Erano gli anni 80-90 e quella “palla al centro” è rimasta in attesa del fischio di inizio che oggi, a nostro parere, sembra arrivare con “La stanza azzurra” che non ammette tergiversazioni ulteriori e insinua interrogativi e proposte che il personaggio di Barbara (Barbara Capucci) annuncia rivolta al pubblico. Una sorta di “ritrovarsi” nella propria interiorità sulla quale lo stesso autore, durante il saluto al pubblico, pone l’accento con accorata necessità.
E allora cosa è
questa “stanza azzurra”? Una camera di compensazione? Una stanza dello
scirocco? Una stanza delle farfalle? Un rifugio antiatomico? Un posto delle
fragole?
Forse un po’ di
tutto questo ma soprattutto stanza dalle pareti colorate di azzurro che il
condominio di un palazzo utilizza come luogo di incontro per conoscersi e
socializzare. Tutta una fauna di borghesia medio alta che si auto-consola, si
auto-satireggia sfiorando talora la comicità involontaria di un patetico
teatrino. Gueli, come abbiamo scritto altre volte, ama i suoi personaggi e
anche questa volta li avvolge di lievi sferzate che però, “coup de theatre”, un solitario e scontroso frequentatore della
“stanza”, si incarica di accrescerne la
portata con due sole battute: “Sono cazzi
tuoi” e “Pagliacciate” (copyright
Pirandello) che demoliscono
inesorabilmente il cicaleccio casalingo dei condomini sempre sul crinale di un
assurdo rituale quotidiano farcito anche di banalità e luoghi comuni.
Una ripetitività frequente nei testi di Gueli ma che adesso, come si diceva, ha toccato il punto di non ritorno. L’annotazione voluta dall’autore è proprio questa: la ripetitività si è più umanizzata e reclama il bisogno di più compiute libertà e sincere emozioni.
Una prospettiva
che offre la possibilità-necessità di scardinare vecchie regole consolidate che
hanno mortificato e impoverito la coscienza e il riconoscimento dell’altro.
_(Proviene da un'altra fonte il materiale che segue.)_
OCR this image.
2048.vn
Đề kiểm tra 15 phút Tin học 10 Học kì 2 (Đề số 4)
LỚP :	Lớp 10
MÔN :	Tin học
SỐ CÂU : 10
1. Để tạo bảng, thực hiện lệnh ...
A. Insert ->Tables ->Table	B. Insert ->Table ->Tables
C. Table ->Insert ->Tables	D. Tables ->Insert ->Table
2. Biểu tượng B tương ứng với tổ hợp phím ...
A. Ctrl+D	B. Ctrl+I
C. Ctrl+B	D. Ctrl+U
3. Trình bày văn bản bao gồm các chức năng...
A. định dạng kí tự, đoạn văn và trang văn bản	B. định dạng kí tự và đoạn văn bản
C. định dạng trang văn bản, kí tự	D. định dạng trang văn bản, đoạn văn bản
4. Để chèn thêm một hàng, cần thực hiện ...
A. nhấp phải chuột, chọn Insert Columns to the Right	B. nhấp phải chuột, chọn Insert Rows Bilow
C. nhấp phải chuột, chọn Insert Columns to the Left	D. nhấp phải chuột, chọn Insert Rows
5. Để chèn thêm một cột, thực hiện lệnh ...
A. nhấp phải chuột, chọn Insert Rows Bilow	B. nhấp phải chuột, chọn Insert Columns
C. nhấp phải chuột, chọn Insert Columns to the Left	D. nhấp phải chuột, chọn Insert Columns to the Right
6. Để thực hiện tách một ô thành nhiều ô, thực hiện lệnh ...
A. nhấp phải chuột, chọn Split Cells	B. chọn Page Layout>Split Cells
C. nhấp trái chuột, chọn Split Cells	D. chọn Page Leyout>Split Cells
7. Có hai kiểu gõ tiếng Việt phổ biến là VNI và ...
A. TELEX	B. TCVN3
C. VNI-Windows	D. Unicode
Non
è un discorso sibillino quello di Gueli
e non vorremmo sbagliarci (ricordando il suo appello al pubblico) che la
prossima commedia ci farà assistere a uno spaccato di vita fatto non più di
sclerotizzati atteggiamenti di immobilismo e di attriti interpersonali in
contrasto con le forze del cambiamento e della vera emancipazione.
“Lo scrittore non può lasciare che qualcosa venga taciuto” – ha scritto Carol Oates e per Gueli sarà tempo di rincarare l’opposizione interna al suo testo che qui è delegata a “cazzi tuoi” e “pagliacciate”.
Gli attori per caso sono avvertiti e di certo non ci potranno essere compensazioni nella “camera iperbarica” della storia. Soprattutto per attori capaci di costruire nuove sintesi insieme al loro autore e che rispondono, oggi, a questi nomi: Barbara Capucci, Antonio Calamita, Alfonso Sollano, Adriana Parisi, Teresa Parisi, Anna Careca, Egla Tornabè, Lillo Savatteri, Loredana Minacapilli, Maria Cerasola, Alfonso Pellitteri, Emanuele Gianfriddo, Rosalia Borsellino, Maria Grazia Scibetta (scenografa e aiuto regia).